Risk Factors for Early Breast Cancer continued...
Scientists are still debating about some of these factors, such as whether exposure to chemicals in the environment that contain or mimic estrogen can lead to breast cancer. But there's little debate that a woman who has her first child in her 20s is more protected against breast cancer than one who doesn't get pregnant until her 30s.
"I know a girl whose cancer was found at stage III," says Applegate. "She'd gone in a year earlier feeling a lump, and the doctor told her it was probably just a calcium deposit and did no tests. If she'd had it taken out then, maybe it would have been a stage I cancer. Now it's in her lymph nodes, and she's dealing with a much worse situation."
Many young women involved in the Young Survival Coalition, an organization for young women with breast cancer, report similar experiences -- finding a lump or another suspicious change in their breast and being told by doctors that they're "too young for breast cancer."
Cancer has changed Applegate's life in many ways.

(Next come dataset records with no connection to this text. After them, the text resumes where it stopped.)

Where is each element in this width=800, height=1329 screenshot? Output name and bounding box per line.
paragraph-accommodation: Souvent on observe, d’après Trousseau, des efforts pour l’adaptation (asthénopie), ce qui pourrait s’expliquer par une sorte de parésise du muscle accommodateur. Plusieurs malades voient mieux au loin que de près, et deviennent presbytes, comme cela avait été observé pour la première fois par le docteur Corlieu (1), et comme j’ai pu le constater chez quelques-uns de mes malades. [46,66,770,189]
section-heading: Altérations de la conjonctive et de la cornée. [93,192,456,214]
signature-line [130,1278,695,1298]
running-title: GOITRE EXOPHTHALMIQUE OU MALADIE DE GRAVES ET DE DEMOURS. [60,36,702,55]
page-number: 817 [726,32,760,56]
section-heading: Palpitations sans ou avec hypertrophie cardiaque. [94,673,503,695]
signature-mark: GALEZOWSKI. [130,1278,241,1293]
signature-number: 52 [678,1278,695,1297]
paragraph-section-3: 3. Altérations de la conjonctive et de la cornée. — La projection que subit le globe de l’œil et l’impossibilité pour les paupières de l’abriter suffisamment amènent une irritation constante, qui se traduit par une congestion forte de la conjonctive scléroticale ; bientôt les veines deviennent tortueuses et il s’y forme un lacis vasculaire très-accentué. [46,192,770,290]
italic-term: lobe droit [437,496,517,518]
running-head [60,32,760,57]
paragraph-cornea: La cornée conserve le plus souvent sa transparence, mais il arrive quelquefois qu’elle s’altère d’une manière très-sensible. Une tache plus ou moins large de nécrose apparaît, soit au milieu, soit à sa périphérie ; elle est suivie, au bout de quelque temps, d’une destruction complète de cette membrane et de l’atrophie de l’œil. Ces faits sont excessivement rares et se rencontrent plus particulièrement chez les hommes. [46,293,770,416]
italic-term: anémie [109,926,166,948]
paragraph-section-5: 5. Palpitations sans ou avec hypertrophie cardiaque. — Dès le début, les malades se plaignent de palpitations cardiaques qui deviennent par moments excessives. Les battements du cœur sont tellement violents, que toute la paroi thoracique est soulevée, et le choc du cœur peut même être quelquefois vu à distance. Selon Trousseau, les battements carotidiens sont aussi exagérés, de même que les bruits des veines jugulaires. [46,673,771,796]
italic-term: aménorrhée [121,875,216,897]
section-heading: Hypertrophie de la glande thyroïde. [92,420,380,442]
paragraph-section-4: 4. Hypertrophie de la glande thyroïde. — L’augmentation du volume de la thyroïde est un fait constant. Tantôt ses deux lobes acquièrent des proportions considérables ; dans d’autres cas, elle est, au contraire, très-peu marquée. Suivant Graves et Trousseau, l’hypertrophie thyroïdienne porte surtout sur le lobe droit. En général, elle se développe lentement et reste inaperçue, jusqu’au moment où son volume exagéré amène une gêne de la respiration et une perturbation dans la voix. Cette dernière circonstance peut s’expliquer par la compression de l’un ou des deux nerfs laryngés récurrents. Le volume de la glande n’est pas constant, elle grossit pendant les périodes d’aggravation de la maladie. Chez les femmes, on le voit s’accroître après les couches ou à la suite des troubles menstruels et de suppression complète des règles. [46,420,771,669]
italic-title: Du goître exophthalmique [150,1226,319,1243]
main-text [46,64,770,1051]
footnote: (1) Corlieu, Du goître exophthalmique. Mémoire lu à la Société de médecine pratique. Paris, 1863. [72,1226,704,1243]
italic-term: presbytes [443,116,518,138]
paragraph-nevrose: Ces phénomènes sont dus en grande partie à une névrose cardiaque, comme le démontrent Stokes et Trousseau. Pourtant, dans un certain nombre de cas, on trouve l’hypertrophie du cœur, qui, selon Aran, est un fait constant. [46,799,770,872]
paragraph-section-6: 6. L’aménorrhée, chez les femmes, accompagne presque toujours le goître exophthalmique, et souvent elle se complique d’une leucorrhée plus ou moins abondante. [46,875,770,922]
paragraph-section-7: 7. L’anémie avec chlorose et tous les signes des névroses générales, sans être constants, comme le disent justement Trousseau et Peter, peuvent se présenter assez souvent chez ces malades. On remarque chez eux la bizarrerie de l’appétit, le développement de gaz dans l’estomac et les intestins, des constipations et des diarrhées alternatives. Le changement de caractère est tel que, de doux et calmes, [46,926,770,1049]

She's become much more vigilant about her health in general. She has adopted a macrobiotic diet that she says offers her the reassurance that everything she's putting in her body is as healthy as possible.
She's also done her best to wipe stress from her life. "The second I was diagnosed, this house became a stress-free zone. There's no bull**** in my house -- I don't allow it here," she says. "I changed my bedroom over and cleaned out a lot of unnecessary things to make the environment clean, calm, and clutter-free so I could wake up in a sanctuary. It's been good for my mind and my spirit."
Perhaps not surprisingly for the star of Fox's long-running Married ... With Children and films like Anchorman: The Legend of Ron Burgundy, as well as in the new Farrelly brothers comedy, Hall Pass, with Owen Wilson, opening in February 2011, Applegate's best weapon in battling cancer has been humor.
"I laughed more during my surgery and during the time afterward than I ever had in my life," Applegate says. "There are so many funny things in a hospital, really, you just have to laugh. You know, I had a catheter when I was in the hospital after my mastectomy, and I always thought it was funny that the people who came to visit me were sitting right next to my bathroom. I'd look at them and say, ‘I'm going. Right now. How's that make you feel?'"
But comedian though Applegate is, the journey hasn't all been laughter. "Having a mastectomy is an amputation," she says. "A lot of doctors will tell you that you'll look so much better -- your breasts will be higher up or prettier or perkier, and maybe that's true. But they're not going to be the same as what you had. Your body and your emotions and your soul and your spirit are all going through an amputation. I wasn't as prepared as I thought I was for that aspect."